A Moscow military court has sanctioned the arrest of the country's chief military doctor on corruption charges, as well as a subordinate who fought riot police officers bare-handed during his arrest.

Alexander Belevitin and his deputy Alexei Nikitin will remain in pretrial detention until at least August while investigators examine the case against them, Interfax reported Friday. A lawyer for Belevitin said his client, who was refused bail of 2 million rubles ($72,000), will appeal.

Belevitin was apprehended in Nikitin's apartment in central Moscow last week and refused to open the door at first, prompting police to bring out a ramming pole, Kommersant said. Nikitin fought officers sent to detain him with his hands but was overcome.

Belevitin and Nikitin are accused of accepting a kickback of 120,000 euros ($175,000) in exchange for handing a 2009 contract for the purchase of tomography equipment for a military hospital to a minor medical equipment maker, Dina International, Kommersant said, adding that the military had paid 120 million rubles ($4.3 million) for equipment that could have been acquired at half the price.

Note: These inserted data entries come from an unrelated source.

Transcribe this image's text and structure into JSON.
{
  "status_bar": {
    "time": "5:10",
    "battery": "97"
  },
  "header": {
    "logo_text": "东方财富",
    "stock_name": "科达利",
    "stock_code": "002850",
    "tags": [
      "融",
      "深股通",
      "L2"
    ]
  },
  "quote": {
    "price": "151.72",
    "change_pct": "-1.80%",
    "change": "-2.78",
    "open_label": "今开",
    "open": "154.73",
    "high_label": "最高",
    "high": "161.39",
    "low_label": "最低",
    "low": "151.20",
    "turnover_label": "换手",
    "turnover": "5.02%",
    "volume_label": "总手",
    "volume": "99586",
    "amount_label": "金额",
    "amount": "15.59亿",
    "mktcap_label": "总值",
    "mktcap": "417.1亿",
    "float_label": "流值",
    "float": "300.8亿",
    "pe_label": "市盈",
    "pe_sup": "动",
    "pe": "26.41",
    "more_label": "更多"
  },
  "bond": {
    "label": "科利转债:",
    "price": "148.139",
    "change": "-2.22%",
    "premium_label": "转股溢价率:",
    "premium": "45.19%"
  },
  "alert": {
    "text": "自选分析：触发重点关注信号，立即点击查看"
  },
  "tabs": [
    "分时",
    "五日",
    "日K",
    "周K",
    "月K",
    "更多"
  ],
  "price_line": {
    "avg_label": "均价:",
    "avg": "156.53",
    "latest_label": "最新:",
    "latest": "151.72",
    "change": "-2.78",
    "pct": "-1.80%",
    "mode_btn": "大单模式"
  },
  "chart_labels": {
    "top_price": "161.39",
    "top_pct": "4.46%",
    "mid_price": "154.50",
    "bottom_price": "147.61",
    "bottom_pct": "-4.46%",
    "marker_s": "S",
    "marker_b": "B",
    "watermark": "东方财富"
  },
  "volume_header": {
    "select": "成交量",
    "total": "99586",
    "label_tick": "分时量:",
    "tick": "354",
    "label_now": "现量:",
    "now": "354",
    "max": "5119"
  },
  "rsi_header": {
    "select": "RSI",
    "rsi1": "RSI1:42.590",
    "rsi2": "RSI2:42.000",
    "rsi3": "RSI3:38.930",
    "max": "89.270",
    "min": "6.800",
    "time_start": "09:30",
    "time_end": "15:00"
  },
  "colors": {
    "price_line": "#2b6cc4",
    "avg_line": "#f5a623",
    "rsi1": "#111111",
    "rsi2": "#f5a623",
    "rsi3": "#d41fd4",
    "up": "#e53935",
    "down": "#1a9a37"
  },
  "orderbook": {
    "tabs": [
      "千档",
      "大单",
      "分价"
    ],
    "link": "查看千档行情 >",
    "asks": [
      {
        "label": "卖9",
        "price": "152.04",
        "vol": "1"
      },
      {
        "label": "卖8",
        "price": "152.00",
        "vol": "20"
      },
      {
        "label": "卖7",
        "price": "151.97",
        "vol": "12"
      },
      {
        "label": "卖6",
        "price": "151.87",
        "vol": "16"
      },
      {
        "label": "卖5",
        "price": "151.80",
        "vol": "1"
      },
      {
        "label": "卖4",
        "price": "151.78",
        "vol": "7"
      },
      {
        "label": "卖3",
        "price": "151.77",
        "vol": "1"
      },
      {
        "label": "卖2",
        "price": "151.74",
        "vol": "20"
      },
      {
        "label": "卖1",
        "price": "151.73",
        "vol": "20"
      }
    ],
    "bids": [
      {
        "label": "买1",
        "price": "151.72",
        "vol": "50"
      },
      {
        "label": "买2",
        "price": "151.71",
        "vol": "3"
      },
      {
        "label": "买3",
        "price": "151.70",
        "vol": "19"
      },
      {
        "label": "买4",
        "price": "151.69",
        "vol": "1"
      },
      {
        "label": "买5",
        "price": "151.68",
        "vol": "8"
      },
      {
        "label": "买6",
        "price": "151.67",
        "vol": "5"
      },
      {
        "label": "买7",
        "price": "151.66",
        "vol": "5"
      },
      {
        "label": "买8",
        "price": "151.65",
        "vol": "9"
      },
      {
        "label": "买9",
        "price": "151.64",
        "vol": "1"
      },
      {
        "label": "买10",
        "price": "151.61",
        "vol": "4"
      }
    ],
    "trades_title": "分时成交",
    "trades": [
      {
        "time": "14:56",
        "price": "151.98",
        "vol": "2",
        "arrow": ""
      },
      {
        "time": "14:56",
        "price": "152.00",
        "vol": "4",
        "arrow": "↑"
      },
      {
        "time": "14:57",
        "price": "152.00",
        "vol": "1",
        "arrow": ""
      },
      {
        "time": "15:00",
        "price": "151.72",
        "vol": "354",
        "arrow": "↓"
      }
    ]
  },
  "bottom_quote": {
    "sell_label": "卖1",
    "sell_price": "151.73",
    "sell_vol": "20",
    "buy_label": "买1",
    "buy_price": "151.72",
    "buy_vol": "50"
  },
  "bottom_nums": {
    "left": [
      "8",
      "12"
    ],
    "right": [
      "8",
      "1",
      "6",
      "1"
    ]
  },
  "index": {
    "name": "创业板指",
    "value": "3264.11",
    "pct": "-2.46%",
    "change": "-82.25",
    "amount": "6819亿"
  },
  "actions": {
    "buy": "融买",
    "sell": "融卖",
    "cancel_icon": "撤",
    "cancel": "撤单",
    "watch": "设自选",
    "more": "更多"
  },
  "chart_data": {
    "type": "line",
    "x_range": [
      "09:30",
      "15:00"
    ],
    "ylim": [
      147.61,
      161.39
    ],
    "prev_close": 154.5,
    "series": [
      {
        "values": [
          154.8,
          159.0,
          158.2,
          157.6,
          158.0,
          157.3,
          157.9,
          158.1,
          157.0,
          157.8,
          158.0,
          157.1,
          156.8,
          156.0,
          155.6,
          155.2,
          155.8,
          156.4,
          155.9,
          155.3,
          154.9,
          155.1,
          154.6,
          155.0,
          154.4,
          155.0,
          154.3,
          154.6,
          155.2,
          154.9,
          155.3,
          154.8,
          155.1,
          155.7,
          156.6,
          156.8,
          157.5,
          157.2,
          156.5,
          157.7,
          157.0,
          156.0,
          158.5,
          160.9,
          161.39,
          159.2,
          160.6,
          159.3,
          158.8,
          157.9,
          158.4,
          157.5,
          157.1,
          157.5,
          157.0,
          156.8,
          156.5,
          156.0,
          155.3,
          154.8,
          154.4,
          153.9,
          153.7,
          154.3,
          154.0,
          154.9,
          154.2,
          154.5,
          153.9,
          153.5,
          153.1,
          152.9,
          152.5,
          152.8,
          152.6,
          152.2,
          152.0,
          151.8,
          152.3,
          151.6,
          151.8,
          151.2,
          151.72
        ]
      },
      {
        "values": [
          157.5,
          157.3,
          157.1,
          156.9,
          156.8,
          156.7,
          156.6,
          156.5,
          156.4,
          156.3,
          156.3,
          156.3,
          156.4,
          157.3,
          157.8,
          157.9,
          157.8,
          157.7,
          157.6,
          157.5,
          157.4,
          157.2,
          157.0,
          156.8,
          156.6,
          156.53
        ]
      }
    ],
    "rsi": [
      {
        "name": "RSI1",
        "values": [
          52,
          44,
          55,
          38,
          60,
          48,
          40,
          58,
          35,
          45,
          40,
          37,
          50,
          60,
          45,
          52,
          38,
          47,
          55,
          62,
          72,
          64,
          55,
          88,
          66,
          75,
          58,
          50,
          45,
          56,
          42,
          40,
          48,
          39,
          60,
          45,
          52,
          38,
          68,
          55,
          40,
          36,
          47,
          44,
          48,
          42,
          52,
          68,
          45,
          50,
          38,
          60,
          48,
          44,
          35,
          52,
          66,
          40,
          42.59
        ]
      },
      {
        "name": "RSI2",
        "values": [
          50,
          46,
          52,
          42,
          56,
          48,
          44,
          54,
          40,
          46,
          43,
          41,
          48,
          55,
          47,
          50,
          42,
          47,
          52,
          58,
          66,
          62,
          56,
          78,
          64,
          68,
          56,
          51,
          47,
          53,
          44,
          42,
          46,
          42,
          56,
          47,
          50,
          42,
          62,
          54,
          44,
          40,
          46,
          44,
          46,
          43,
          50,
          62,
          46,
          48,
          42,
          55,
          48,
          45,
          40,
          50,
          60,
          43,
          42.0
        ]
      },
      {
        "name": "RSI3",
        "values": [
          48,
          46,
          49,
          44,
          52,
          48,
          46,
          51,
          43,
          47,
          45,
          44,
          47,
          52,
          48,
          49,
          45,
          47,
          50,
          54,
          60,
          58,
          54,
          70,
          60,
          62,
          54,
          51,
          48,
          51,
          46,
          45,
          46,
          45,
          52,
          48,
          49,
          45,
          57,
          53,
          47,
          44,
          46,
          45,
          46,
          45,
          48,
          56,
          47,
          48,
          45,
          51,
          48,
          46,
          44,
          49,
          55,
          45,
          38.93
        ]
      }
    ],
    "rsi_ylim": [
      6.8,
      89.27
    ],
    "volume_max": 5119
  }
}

Dina International has not commented on the arrest, but its head, Alexei Vilken (earlier identified as Roman Vilkin), who was deputy health minister in the mid-1990s, was himself arrested last year for alleged involvement in a bribery scheme masterminded by former Kremlin official Andrei Voronin, Interfax said, citing an unspecified official in the military court.

Voronin demanded $1 million from Toshiba's medical equipment division, threatening otherwise to put it on a blacklist for state tenders. He was convicted in April but got off with a mild three-year sentence because he had cooperated with investigators, Kommersant said.

This prompted Vilken, who was accused of being the middleman in the Toshiba scheme, to also identify to investigators those whom he suspected were involved in similar schemes, the newspaper said.

According to wiretapped phone conversations, Belevitin and Nikitin discussed killing Vilken in pretrial detention during a medical check to ensure his silence, Rapsi said earlier. But the two were only charged with large-scale corruption last week, punishable with up to 10 years in prison.